Wacana penundaan pemilu 2024 yang diusulkan oleh para elit partai politik dan kalangan menteri mendapat sorotan tajam dari pakar hukum tata negara Bivitri Susanti.
Dia menilai, wacana yang dikemukakan oleh pemimpin partai itu merupakan bentuk pengkhianatan konstitusi.
"Saya kira saya pakai kata yang lebih keras, pengkhianatan sebenarnya,” kata Bivitri.
Bivitri Susanti menyebut, para aktor yang mewacanakan penundaan pemilu adalah intelektual kelas kambing.
"Cukup banyak intelektual saya bilangnya intelektual tukang, tapi sebenarnya ada kata yang lebih kasar lagi ya, intelektual kelas kambing,” ujar Bivitri Susanti saat hadiri acara diskusi virtual Kedai Kopi, dikutip Selasa (8/3).

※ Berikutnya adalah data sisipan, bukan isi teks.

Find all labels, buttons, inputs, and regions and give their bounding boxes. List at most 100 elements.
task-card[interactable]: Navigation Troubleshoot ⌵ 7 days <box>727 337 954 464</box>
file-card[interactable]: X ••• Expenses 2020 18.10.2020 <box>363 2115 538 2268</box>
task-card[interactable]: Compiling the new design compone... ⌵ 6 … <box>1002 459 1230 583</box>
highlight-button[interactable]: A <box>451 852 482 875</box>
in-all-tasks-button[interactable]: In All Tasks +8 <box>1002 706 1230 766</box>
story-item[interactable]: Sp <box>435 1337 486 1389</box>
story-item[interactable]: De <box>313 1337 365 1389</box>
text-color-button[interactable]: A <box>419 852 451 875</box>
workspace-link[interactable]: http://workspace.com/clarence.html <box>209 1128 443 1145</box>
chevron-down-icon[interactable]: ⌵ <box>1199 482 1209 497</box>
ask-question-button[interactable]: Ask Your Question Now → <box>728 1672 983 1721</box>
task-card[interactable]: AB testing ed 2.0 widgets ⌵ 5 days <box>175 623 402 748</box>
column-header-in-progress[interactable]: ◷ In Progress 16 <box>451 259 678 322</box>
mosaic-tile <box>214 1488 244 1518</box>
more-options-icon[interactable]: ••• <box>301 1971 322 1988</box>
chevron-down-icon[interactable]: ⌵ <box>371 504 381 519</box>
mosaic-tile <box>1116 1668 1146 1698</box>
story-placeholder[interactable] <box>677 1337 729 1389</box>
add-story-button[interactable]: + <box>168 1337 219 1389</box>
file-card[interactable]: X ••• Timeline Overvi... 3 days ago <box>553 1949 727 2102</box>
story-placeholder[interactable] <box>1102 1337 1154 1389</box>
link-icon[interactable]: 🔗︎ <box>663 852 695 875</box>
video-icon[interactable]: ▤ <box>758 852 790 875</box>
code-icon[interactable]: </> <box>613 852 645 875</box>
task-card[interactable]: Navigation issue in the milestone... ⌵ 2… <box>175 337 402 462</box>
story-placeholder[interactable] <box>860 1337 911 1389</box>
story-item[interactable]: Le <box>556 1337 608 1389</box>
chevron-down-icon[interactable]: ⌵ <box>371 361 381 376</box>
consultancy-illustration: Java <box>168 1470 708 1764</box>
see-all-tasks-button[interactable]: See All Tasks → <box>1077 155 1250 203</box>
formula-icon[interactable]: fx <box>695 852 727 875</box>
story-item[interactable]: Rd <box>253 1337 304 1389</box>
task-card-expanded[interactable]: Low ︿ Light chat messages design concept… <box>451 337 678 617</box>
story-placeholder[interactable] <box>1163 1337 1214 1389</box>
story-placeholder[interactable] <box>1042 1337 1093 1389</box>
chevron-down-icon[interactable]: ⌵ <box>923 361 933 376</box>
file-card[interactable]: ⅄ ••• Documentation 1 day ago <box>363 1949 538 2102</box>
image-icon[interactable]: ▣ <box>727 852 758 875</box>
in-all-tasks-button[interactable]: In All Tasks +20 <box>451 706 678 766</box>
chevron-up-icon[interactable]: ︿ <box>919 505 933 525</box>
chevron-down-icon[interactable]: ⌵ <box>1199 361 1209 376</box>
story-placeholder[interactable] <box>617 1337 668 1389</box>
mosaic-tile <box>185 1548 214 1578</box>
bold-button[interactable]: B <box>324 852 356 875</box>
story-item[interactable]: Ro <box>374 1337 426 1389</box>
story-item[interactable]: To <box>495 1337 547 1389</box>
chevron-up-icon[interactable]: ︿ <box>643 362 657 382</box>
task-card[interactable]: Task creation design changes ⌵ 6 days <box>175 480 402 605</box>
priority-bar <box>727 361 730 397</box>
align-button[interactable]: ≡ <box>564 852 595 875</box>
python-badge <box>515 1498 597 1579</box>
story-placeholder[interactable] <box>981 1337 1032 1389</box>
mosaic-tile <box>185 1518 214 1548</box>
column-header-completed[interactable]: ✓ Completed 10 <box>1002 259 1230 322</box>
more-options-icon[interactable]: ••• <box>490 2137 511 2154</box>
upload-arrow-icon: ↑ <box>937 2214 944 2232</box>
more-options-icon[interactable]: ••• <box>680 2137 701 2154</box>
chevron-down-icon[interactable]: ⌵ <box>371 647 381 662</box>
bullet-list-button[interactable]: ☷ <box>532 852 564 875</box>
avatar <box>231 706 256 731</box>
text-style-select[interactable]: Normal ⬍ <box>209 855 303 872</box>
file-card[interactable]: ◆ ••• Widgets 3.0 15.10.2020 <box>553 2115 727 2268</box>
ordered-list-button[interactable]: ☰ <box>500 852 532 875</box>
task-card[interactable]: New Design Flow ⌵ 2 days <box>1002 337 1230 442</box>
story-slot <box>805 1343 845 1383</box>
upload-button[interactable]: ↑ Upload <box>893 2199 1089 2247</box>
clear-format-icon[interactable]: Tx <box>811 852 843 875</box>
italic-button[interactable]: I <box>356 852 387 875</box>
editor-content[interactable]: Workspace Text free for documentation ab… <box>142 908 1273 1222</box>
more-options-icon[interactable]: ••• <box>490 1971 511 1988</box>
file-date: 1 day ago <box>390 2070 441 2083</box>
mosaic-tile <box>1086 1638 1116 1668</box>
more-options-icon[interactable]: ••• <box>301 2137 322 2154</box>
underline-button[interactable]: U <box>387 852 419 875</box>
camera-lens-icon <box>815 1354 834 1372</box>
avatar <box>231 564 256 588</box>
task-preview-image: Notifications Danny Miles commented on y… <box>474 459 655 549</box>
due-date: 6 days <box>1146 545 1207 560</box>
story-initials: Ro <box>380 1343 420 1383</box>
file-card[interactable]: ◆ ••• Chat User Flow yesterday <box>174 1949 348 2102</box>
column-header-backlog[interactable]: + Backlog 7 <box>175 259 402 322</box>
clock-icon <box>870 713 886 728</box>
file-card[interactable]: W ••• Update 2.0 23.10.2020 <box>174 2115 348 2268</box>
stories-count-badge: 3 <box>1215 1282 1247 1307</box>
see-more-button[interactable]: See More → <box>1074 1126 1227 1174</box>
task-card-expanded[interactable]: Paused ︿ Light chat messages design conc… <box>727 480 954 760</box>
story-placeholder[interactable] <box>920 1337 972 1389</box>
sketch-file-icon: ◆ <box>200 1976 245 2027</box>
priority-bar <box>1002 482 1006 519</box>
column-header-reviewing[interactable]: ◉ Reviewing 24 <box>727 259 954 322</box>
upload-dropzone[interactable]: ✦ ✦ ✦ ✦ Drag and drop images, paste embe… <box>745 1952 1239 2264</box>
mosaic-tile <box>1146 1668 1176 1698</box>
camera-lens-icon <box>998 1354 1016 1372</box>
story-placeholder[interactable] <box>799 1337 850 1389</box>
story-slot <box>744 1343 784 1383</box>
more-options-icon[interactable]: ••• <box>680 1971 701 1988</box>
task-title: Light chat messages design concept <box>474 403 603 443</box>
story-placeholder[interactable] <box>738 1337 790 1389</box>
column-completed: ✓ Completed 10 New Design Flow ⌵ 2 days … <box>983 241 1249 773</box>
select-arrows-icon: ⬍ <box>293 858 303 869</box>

Bivitri menekankan, konstitusi bukan sekadar teks dan politik bukan sekadar matematika. Sebab, kalau hanya ingin mengubah konstitusi, menurut Bivitri mudah.
“Mengapa dulu kita enggak dorong di perubahan konstitusi untuk dibuat layer berikutnya seperti referendum, atau seperti di tempat-tempat lainnya ada, biasanya enggak semudah yang diatur dalam Pasal 37 UUD (syarat amandemen) kita,” urai Bivitri.
“Pasal 37 UUD 1945 yang sekarang itu hanya mengatur sepertiga saja dari jumlah anggota MPR yang terdiri dari DPR/DPD, jadi 575 ditambah 136, itu sudah bisa mengagendakan perubahan konstitusi,” tambah Bivitri.
Dia mengatakan, munculnya gagasan pembatasan masa jabatan presiden lahir dari para tokoh bangsa yang berguru ke negeri barat.
Dikutip dari Fin.co.id, dalam aturan itu, penguasa harus dibatasi melalui hukum aturan mainnya yang disepakati bersama.
Dalam perspektif negara hukum, pembatasan kekuasaan itu dinamakan konstitusionalisme. Para pendiri sudah jauh-jauh hari menuliskan lantang dalam penjelasan Undang Undang Dasar 1945. (ima/rtc)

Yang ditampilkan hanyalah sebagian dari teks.